Yağız at rüzgâr misali bayırlar, tepeler aşar, yollar dürülür. Bir hayli yol alır. Sultan kan ter içinde kalır. Susuzluktan dudakları çatlamış, boğazı kurumuş haldedir. Bir yamaçta şırıl şırıl çağlayan bir pınar görür. Atını mahmuzlar varır pınar başına. Bir de ne görsün, bir dağ güzeli testisini doldurmakta…
Sultan, “Bir su ver bacım” der. Kadın kim olduğunu bilmediği, kan ter içindeki yolcuyu şöyle bir süzer ve kalaylı, pırıl pırıl tasını doldurur.
Sonra pınarı gölgeleyen çam dallarından bir tutam yaprak koparır, su dolu tasa serper ve öylece Sultan’a uzatır.
Sultan tası alır, ama içindeki yapraklara bir anlam veremez.
Suyu döker, tası geri uzatır.
Güzel kadın tası buz gibi suyla doldurur, çam yapraklarını üzerine yine serper ve verir.

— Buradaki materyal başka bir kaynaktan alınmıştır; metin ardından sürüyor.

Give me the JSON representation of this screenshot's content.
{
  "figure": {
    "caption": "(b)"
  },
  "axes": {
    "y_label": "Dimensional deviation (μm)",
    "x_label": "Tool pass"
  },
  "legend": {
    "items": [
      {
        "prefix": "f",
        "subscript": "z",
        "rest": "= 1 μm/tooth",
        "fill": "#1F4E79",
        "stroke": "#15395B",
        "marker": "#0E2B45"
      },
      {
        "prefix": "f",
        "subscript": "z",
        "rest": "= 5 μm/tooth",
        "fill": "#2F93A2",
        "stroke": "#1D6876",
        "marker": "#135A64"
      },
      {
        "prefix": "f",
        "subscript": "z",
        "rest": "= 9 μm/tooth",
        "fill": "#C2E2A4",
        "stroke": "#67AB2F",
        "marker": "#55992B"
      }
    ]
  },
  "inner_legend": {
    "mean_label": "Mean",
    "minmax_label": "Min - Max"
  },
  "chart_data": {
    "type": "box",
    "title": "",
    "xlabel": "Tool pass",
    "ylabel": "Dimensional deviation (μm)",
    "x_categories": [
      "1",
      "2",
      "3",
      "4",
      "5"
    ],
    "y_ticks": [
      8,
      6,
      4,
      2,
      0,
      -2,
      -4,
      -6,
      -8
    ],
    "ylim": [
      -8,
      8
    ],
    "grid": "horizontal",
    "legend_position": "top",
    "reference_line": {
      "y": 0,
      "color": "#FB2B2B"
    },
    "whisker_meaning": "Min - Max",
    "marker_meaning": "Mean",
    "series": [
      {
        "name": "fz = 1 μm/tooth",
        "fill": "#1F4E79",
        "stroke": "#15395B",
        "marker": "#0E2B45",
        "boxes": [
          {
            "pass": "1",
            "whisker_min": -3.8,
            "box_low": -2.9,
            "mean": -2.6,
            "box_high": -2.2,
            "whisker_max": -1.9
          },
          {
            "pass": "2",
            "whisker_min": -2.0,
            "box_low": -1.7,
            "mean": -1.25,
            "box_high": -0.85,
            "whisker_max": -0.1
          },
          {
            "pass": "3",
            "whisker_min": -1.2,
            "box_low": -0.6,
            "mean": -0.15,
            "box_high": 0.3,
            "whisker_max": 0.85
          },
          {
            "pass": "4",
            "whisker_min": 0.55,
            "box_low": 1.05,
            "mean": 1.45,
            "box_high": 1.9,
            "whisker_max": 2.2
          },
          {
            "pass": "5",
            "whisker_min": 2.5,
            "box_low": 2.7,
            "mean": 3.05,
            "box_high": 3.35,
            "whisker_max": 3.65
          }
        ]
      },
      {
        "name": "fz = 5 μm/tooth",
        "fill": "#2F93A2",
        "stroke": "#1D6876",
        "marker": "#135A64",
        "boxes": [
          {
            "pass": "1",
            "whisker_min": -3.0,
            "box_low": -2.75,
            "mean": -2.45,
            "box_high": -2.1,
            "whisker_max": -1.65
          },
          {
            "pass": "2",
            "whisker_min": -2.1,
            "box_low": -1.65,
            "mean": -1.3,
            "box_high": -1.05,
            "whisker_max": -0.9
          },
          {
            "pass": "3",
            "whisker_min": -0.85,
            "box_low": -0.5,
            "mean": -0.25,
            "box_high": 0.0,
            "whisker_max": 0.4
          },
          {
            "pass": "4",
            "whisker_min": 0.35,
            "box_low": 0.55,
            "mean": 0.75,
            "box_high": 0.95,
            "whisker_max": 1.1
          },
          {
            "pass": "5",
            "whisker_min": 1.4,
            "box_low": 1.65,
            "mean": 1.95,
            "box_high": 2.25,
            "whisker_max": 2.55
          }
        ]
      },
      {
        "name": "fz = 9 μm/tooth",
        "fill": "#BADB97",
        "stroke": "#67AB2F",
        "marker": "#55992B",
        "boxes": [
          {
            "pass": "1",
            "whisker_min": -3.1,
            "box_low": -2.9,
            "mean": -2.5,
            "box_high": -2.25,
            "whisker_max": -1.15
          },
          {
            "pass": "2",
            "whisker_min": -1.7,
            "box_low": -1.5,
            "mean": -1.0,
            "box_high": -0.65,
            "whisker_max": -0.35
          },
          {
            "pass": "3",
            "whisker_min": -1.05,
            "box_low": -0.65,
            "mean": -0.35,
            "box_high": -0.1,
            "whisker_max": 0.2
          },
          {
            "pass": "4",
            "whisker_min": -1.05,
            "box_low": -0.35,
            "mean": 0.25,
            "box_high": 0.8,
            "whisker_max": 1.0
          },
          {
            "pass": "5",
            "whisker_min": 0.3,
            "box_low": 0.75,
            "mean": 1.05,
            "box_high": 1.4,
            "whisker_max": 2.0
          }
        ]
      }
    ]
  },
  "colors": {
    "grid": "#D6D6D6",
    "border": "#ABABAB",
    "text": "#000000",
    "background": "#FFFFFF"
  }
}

Sultan kadına, “Niçin bu çam yapraklarını suyun üzerine serpiyorsun” diye sorar.
“Yiğidim; hava sıcak, siz de terlisiniz.
Çam yaprağı suya koku verir, hem siz birdenbire değil de süze süze içeceğiniz için soğuk su size dokunmaz” der.
Sultan suyu kana kana içer ve kadına, “Adını bağışla bacım” der.
Kadın başını öne eğer, utangaç bir tavırla, “Adım başkasına bağışlandı, sen kusurumu bana bağışla” der.
Sultan, “Burası neresidir?” diye sorar. Kadın, “Pirlerkondu derler buraya. Köyümüz, şu yamacın ötesindedir” diye cevaplar.
Alaeddin Keykubad, “Ben Anadolu sultanıyım. Dile benden ne dilersin” der. Dağ güzeli Yağız atın üzerinde heybetle duran bahadırın sultan olduğunu anlayınca şaşırır.
Yerinden fırlar, atının gümüş üzengilerini öper. “Sultanım sağlığını dilerim” der. Alaeddin Keykubad ısrar edince, dileğini söyler: “Biz İçel’in pamuğunu eğirir, iplik yapar, bez dokur, pazarda satar, geçimimizi sağlarız. Bezlerimize damga vururlar. Bir top bezden tam üç akçe vergi alırlar. Ferman buyurun da almasınlar.” Alâeddin Keykubad, “Dileğin olacak, benim de niyazım odur ki; çamlarınız kurumasın, güzeliniz farımasın (güzelliğinden bir şey kaybetmesin), suyunuz ılımasın, bezinizden öşür akçe alınmasın” der.
Bu iyi dileklerin sahibinin bir aksakal ya da bir pir olduğu da söylenir.